Bewaker van aankoopbeleid
‘Ons aankoopbeleid is heel strikt: we verzamelen alleen boeken en uitgaven die door de uitgeverij van Plantijn hier werden uitgegeven. Ik heb de focus iets verbreed: Plantijn had ook een drukkerij in Leiden en een winkel in Parijs. Ook de werken die daar werden gedrukt, proberen we op te nemen. Zo kunnen we elk jaar zo’n 20-tal belangrijke oude boeken aankopen. We hebben bijvoorbeeld de allerbeste selectie van de atlassen van Ortelius in huis.’
‘Ik ben blij dat ik dit beleid mee op poten heb kunnen zetten. Wanneer ik straks op pensioen ga, zet het museum deze lijn verder. Belangrijk vind ik dat ook de moderne bibliotheek wordt opgevolgd. Er gebeurt vandaag op wetenschappelijk vlak heel veel over de boekgeschiedenis.
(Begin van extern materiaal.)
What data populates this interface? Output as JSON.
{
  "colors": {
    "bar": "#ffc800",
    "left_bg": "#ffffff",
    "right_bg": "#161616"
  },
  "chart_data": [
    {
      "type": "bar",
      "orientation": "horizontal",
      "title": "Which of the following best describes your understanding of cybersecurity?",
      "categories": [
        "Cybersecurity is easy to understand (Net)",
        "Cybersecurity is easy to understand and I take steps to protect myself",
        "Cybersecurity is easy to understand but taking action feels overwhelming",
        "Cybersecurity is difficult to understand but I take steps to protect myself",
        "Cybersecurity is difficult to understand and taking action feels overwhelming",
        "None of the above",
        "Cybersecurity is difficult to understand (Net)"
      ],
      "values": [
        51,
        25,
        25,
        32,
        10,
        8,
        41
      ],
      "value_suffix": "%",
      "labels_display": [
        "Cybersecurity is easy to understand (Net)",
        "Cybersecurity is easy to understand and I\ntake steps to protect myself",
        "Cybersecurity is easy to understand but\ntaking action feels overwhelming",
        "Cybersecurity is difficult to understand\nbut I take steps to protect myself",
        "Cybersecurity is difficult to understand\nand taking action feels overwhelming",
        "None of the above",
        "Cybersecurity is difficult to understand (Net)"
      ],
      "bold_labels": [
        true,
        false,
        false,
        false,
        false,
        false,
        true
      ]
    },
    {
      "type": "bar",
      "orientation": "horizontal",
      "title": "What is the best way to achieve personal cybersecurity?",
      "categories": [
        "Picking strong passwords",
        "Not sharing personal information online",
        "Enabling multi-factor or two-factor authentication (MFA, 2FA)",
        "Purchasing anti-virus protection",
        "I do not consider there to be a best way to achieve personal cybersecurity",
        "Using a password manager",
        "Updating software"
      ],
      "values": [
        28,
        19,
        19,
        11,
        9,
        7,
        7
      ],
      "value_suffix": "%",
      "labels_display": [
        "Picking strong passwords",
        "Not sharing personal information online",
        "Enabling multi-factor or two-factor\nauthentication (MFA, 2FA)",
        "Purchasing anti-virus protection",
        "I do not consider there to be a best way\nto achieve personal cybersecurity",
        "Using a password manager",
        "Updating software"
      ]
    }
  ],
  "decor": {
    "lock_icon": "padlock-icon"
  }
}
We moeten als gespecialiseerd museum op de hoogte blijven van deze evoluties, en ook die nieuwe werken blijven aankopen.’
Blijven schrijven
‘Ik heb altijd veel geschreven, voor tal van museum- en andere wetenschappelijke publicaties. Ook privé. En dat ga ik op pensioen ook blijven doen. Een aantal boeken schrijf ik samen met mijn echtgenote, zij is kunsthistorica. Mijn onderzoek focust op teksten, dat van haar op beelden, een prima tandem.’
‘Ik werk nu aan een boek over prenthandel in de 17e eeuw, en dat is bijna af. Daarna wil ik graag een boek schrijven over het uitgeversvak in de tijd van Plantijn. Ik heb daar de voorbije jaren zoveel informatie over opgedaan. Wat kwam er allemaal bij kijken? Wat waren de problemen toen, wanneer publiceerden uitgevers iets en wanneer ook niet? Uitgevers in de 17de eeuw dachten al even commercieel als uitgevers vandaag. Het lijkt me boeiend om daarover iets te publiceren. Dus je zal me zeker opnieuw in de leeszaal van het museum treffen. Niet meer als verantwoordelijke, maar aan de andere kant van de tafel.’